生団連のセミナーで基調講演する小川賢太郎・生団連会長

 9月21日、国民生活産業・消費者団体連合会(生団連)は、加盟各社および加盟を検討している企業の労組幹部を招いて、生団連の活動を啓蒙するためのセミナーを開催した。

 企業の経営者か幹部だけでなく、加盟各社の社員に生団連の活動を広く知ってもらうためだという。

 セミナーを主催したゼンショーグループ労働組合連合会(ZWF)の本坊興一会長は、「大規模な経済団体や消費者団体が労組幹部に対してこうしたセミナーを開くのは初めて。参加者の反応は非常に良かった」と語る。

 日頃、労使関係という狭い分野で活動している労組の人たちにとって、生団連の活動を通して日本や世界が抱える問題点を共有することは、広い視点で労使間協議を行う上でも重要だとしている。

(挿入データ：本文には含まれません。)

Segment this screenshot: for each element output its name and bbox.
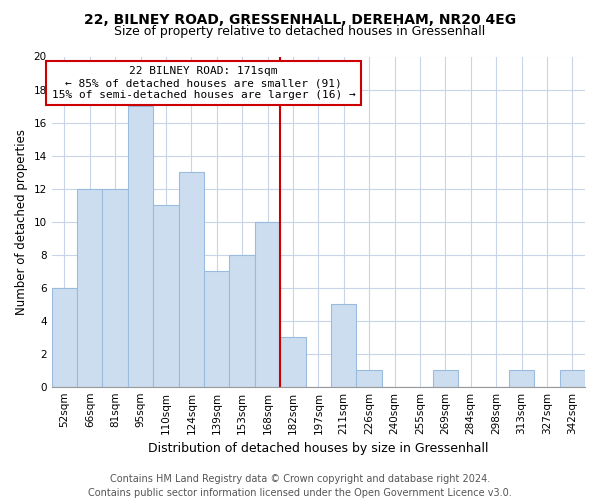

 セミナーでは生団連会長の小川賢太郎・ゼンショーホールディングス会長兼社長が約1時間の基調講演を行った。

 生団連を設立した経緯や自身の創業にまつわるエピソードを紹介、「将来を担う子供たちが希望を持って勉強に励める環境づくりが私たち大人に課せられた使命だ」と強調した。

 小川会長がとりわけ強調したのが、日本の国内総生産(GDP)の約7割を占める消費に関わる産業の重要性。

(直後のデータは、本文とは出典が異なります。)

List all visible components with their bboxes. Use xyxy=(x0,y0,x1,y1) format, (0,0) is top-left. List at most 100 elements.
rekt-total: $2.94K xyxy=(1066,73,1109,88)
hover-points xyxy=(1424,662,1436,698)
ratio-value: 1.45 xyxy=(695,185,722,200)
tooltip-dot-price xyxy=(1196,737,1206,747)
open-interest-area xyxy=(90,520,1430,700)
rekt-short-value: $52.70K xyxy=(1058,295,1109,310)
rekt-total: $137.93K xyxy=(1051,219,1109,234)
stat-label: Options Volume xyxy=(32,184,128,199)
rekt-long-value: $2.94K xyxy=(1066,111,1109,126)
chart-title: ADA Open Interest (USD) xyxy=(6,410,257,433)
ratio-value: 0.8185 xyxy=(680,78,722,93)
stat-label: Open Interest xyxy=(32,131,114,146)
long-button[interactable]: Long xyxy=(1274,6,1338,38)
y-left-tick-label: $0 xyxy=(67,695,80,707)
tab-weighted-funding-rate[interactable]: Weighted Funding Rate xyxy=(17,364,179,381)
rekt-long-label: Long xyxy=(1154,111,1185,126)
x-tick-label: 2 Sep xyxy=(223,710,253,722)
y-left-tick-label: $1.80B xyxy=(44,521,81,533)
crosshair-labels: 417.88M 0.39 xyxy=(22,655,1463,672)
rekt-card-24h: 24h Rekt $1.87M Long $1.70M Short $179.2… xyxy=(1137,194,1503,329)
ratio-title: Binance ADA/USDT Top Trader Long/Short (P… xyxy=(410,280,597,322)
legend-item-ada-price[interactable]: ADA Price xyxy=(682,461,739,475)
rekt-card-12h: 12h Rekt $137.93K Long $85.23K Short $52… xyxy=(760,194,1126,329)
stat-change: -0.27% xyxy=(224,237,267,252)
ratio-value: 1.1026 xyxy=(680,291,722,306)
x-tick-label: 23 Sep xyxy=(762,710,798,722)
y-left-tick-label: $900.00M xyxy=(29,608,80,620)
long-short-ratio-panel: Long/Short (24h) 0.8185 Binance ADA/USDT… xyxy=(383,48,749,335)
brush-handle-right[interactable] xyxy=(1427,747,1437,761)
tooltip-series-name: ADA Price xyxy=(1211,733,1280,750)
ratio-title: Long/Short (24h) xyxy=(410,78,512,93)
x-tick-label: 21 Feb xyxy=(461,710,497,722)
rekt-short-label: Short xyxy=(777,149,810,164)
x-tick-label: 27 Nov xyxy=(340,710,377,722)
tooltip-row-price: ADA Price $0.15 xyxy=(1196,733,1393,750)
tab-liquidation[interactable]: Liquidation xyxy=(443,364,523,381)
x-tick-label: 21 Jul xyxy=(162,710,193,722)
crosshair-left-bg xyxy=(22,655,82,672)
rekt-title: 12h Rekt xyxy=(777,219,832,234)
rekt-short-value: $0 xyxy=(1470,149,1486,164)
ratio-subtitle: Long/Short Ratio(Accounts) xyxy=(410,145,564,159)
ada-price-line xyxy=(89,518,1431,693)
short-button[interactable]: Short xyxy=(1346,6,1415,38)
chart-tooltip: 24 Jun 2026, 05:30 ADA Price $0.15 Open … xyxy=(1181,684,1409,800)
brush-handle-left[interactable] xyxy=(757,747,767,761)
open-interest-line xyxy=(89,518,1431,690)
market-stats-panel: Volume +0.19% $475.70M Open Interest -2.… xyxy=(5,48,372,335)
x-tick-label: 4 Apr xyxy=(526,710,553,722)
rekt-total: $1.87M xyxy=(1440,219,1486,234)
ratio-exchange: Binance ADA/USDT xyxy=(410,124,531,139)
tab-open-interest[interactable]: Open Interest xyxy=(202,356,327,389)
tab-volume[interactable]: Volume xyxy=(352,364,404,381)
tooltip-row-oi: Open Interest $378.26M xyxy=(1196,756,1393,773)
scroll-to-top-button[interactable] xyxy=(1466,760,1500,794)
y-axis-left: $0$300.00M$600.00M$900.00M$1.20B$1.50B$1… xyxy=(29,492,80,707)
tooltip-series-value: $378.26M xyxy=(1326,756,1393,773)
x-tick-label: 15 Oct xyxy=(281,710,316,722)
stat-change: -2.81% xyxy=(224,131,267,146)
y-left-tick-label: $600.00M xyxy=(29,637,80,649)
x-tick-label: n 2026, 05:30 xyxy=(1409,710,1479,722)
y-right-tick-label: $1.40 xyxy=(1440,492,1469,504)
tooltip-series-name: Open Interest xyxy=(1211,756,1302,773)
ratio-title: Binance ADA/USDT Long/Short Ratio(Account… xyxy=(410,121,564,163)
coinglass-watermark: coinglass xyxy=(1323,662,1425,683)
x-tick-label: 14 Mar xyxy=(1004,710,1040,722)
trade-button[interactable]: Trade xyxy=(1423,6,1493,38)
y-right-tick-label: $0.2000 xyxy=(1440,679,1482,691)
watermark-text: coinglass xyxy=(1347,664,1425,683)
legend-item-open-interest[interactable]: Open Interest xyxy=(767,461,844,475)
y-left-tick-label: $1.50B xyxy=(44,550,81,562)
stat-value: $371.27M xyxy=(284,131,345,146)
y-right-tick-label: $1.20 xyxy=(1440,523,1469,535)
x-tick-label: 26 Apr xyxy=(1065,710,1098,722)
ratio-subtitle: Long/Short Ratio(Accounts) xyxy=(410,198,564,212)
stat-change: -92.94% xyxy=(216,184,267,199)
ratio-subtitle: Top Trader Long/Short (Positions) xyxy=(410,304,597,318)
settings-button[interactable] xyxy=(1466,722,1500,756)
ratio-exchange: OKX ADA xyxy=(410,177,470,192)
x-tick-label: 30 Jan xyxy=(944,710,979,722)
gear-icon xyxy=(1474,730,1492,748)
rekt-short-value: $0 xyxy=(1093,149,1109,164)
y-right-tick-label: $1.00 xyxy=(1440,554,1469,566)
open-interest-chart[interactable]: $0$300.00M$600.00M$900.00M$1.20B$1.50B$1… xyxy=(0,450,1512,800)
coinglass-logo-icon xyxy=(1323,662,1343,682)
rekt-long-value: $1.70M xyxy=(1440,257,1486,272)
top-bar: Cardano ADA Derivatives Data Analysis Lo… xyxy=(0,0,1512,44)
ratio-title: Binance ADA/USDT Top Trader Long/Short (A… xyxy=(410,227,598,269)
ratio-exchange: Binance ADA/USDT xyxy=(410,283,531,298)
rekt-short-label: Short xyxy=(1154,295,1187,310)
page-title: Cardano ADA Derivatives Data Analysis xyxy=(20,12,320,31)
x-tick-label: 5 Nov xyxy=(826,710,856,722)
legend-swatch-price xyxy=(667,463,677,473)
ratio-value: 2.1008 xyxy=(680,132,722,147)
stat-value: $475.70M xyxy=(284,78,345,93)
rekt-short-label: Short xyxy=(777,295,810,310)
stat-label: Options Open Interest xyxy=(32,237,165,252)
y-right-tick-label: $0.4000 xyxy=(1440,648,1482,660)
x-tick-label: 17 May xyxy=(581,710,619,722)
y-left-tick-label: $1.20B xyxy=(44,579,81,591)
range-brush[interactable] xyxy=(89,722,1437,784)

「安くて良い製品を作って世界に輸出するという日本の役割は終わり、いかに質の高いサービスを実現できるかが日本経済活性化のカギを握る」と語る。

 消費を主な軸とした日本経済の新成長戦略こそ、若い人たちに夢を与え、持続可能な社会を実現できると強調した。

 バブル経済が崩壊して以降、20年以上にわたり日本社会に染みついてしまった守りの姿勢を脱し、いよいよ攻めの姿勢に転じる時だとし、それには日本の企業が賃上げを通じて消費を拡大していくことが最も大切だという。

 ゼンショーグループでは今から3年前に今後10年にわたりベースアップを続けていくことを約束、この2年間で13%以上の賃上げを行っている。

「言葉だけでなく、行動で示すことが最も大切」と小川会長は言う。

 賃上げが日本経済活性化に重要な理由として、消費性向の乗数効果を指摘した。

 消費性向が高まれば加速度的にGDPを押し上げるためで、賃上げにより消費性向を高めることが日本の成長にとって最も効果があるという。

 この20年間、先進各国から大きく後れを取り、アジアの国々にも追いつき追い越されている現状を紹介、企業経営者だけでなく国民一人ひとりがこの現状を直視しする必要があるとし、消費の質と量拡大こそ最重要課題だと繰り返した。

 セミナーでは小川会長の基調講演の後、事務局から生団連が提案する日本の最重点課題および5つのテーマについてそれぞれ解説があった。

 参加者からの質問も活発で、とりわけ賃上げの意義について多くの参加者が納得していた。また、生団連への労組加盟について問われ、「検討していきたい」と回答した。

 今回のセミナーでは触れられなかったが、サービス産業の生産性向上に関する取り組みは重要と思われる。その具体例や方針などが示されると、より大きな関心を集めるに違いない。